きゃぴきゃぴとした声はまるで女子のよう。


「……すまん!数学のノート貸してくれへん!?」


顔の前で手を合わせ、懇願。


「あら、残念。今日は数学ないねん。」


ま さ か の !


あかん、予想外やった。


どないしよ、他に借りるやつは……。


「俺、持ってるで。」


バッ!


大きく大袈裟に顔を上げると、ついさっきため息をつかれたユウジが立っていた。


「ユウくん、今日は数学ないんとちゃうん?」


「置き勉してんねん。」


いつもだったら、怒るとこやけど、今日はありがたい!


「か、貸してくれるか!?」


「おん」


手渡されたノートを大切に抱き締める。


「おおきに!」


*


「次、白石。

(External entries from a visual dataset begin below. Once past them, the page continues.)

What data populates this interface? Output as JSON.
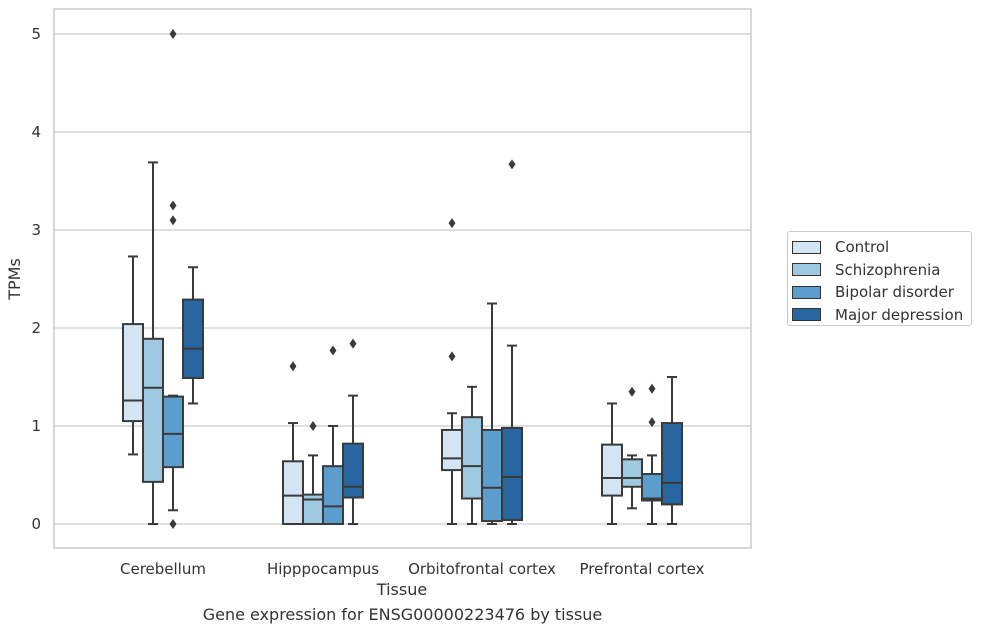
{
  "caption": "Gene expression for ENSG00000223476 by tissue",
  "chart_data": {
    "type": "box",
    "title": "",
    "xlabel": "Tissue",
    "ylabel": "TPMs",
    "ylim": [
      -0.25,
      5.25
    ],
    "yticks": [
      "0",
      "1",
      "2",
      "3",
      "4",
      "5"
    ],
    "grid": "horizontal",
    "legend_position": "right",
    "categories": [
      "Cerebellum",
      "Hipppocampus",
      "Orbitofrontal cortex",
      "Prefrontal cortex"
    ],
    "series": [
      {
        "name": "Control",
        "color": "#d3e4f3",
        "boxes": [
          {
            "whisker_low": 0.71,
            "q1": 1.05,
            "median": 1.26,
            "q3": 2.04,
            "whisker_high": 2.73,
            "outliers": []
          },
          {
            "whisker_low": 0.0,
            "q1": 0.0,
            "median": 0.29,
            "q3": 0.64,
            "whisker_high": 1.03,
            "outliers": [
              1.61
            ]
          },
          {
            "whisker_low": 0.0,
            "q1": 0.55,
            "median": 0.67,
            "q3": 0.96,
            "whisker_high": 1.13,
            "outliers": [
              1.71,
              3.07
            ]
          },
          {
            "whisker_low": 0.0,
            "q1": 0.29,
            "median": 0.47,
            "q3": 0.81,
            "whisker_high": 1.23,
            "outliers": []
          }
        ]
      },
      {
        "name": "Schizophrenia",
        "color": "#9fc8e1",
        "boxes": [
          {
            "whisker_low": 0.0,
            "q1": 0.43,
            "median": 1.39,
            "q3": 1.89,
            "whisker_high": 3.69,
            "outliers": []
          },
          {
            "whisker_low": 0.0,
            "q1": 0.0,
            "median": 0.25,
            "q3": 0.3,
            "whisker_high": 0.7,
            "outliers": [
              1.0
            ]
          },
          {
            "whisker_low": 0.0,
            "q1": 0.26,
            "median": 0.59,
            "q3": 1.09,
            "whisker_high": 1.4,
            "outliers": []
          },
          {
            "whisker_low": 0.16,
            "q1": 0.38,
            "median": 0.47,
            "q3": 0.66,
            "whisker_high": 0.7,
            "outliers": [
              1.35
            ]
          }
        ]
      },
      {
        "name": "Bipolar disorder",
        "color": "#5b9dcc",
        "boxes": [
          {
            "whisker_low": 0.14,
            "q1": 0.58,
            "median": 0.92,
            "q3": 1.3,
            "whisker_high": 1.31,
            "outliers": [
              3.1,
              3.25,
              5.0,
              0.0
            ]
          },
          {
            "whisker_low": 0.0,
            "q1": 0.0,
            "median": 0.18,
            "q3": 0.59,
            "whisker_high": 1.0,
            "outliers": [
              1.77
            ]
          },
          {
            "whisker_low": 0.0,
            "q1": 0.03,
            "median": 0.37,
            "q3": 0.96,
            "whisker_high": 2.25,
            "outliers": []
          },
          {
            "whisker_low": 0.0,
            "q1": 0.24,
            "median": 0.26,
            "q3": 0.51,
            "whisker_high": 0.7,
            "outliers": [
              1.04,
              1.38
            ]
          }
        ]
      },
      {
        "name": "Major depression",
        "color": "#2866a2",
        "boxes": [
          {
            "whisker_low": 1.23,
            "q1": 1.49,
            "median": 1.79,
            "q3": 2.29,
            "whisker_high": 2.62,
            "outliers": []
          },
          {
            "whisker_low": 0.0,
            "q1": 0.27,
            "median": 0.38,
            "q3": 0.82,
            "whisker_high": 1.31,
            "outliers": [
              1.84
            ]
          },
          {
            "whisker_low": 0.0,
            "q1": 0.04,
            "median": 0.48,
            "q3": 0.98,
            "whisker_high": 1.82,
            "outliers": [
              3.67
            ]
          },
          {
            "whisker_low": 0.0,
            "q1": 0.2,
            "median": 0.42,
            "q3": 1.03,
            "whisker_high": 1.5,
            "outliers": []
          }
        ]
      }
    ]
  }
}
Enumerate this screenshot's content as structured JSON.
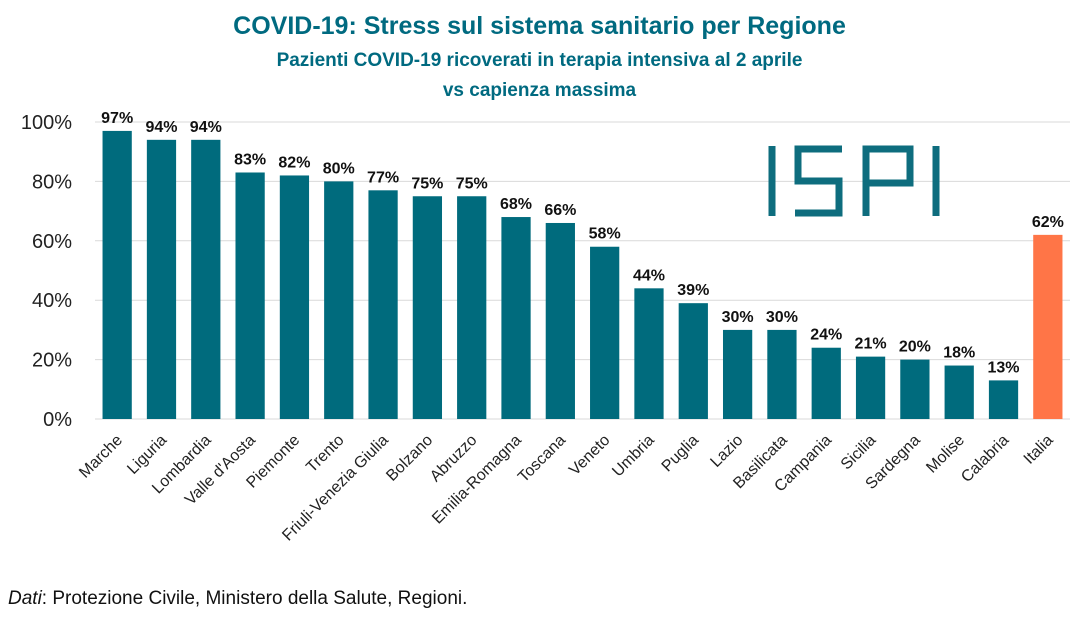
{
  "title": "COVID-19: Stress sul sistema sanitario per Regione",
  "subtitle_line1": "Pazienti COVID-19 ricoverati in terapia intensiva al 2 aprile",
  "subtitle_line2": "vs capienza massima",
  "logo_text": "ISPI",
  "source_label": "Dati",
  "source_text": ": Protezione Civile, Ministero della Salute, Regioni.",
  "colors": {
    "bar": "#006b7d",
    "highlight": "#ff7547",
    "title": "#006a80",
    "logo": "#0e6d7e"
  },
  "chart_data": {
    "type": "bar",
    "title": "COVID-19: Stress sul sistema sanitario per Regione",
    "subtitle": "Pazienti COVID-19 ricoverati in terapia intensiva al 2 aprile vs capienza massima",
    "xlabel": "",
    "ylabel": "",
    "ylim": [
      0,
      100
    ],
    "yticks": [
      "0%",
      "20%",
      "40%",
      "60%",
      "80%",
      "100%"
    ],
    "grid": true,
    "categories": [
      "Marche",
      "Liguria",
      "Lombardia",
      "Valle d'Aosta",
      "Piemonte",
      "Trento",
      "Friuli-Venezia Giulia",
      "Bolzano",
      "Abruzzo",
      "Emilia-Romagna",
      "Toscana",
      "Veneto",
      "Umbria",
      "Puglia",
      "Lazio",
      "Basilicata",
      "Campania",
      "Sicilia",
      "Sardegna",
      "Molise",
      "Calabria",
      "Italia"
    ],
    "values": [
      97,
      94,
      94,
      83,
      82,
      80,
      77,
      75,
      75,
      68,
      66,
      58,
      44,
      39,
      30,
      30,
      24,
      21,
      20,
      18,
      13,
      62
    ],
    "labels": [
      "97%",
      "94%",
      "94%",
      "83%",
      "82%",
      "80%",
      "77%",
      "75%",
      "75%",
      "68%",
      "66%",
      "58%",
      "44%",
      "39%",
      "30%",
      "30%",
      "24%",
      "21%",
      "20%",
      "18%",
      "13%",
      "62%"
    ],
    "highlight": "Italia"
  }
}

」


田中、心配すな。


宿題、やってきたで!


ユウジが。


ノートを開き、教科書のページを確認。


ノートを……。


なんやこれ。


ノートには落書きだらけ。

小春、と所々に書かれてるだけで後は答えだけの書く意味がないノート。


「どうした?」


ドキリ。


田中の声が痛い。


「すみません、忘れました。」


「は、さっきまでどや顔でノートめくっとったやろ!」


「……ほんますみません!」


予想外すぎるやろ、あいつ真面目に授業受けてんのか!


ノートにでっかく豆腐の角に頭ぶつけて死ね!、と書いてやった。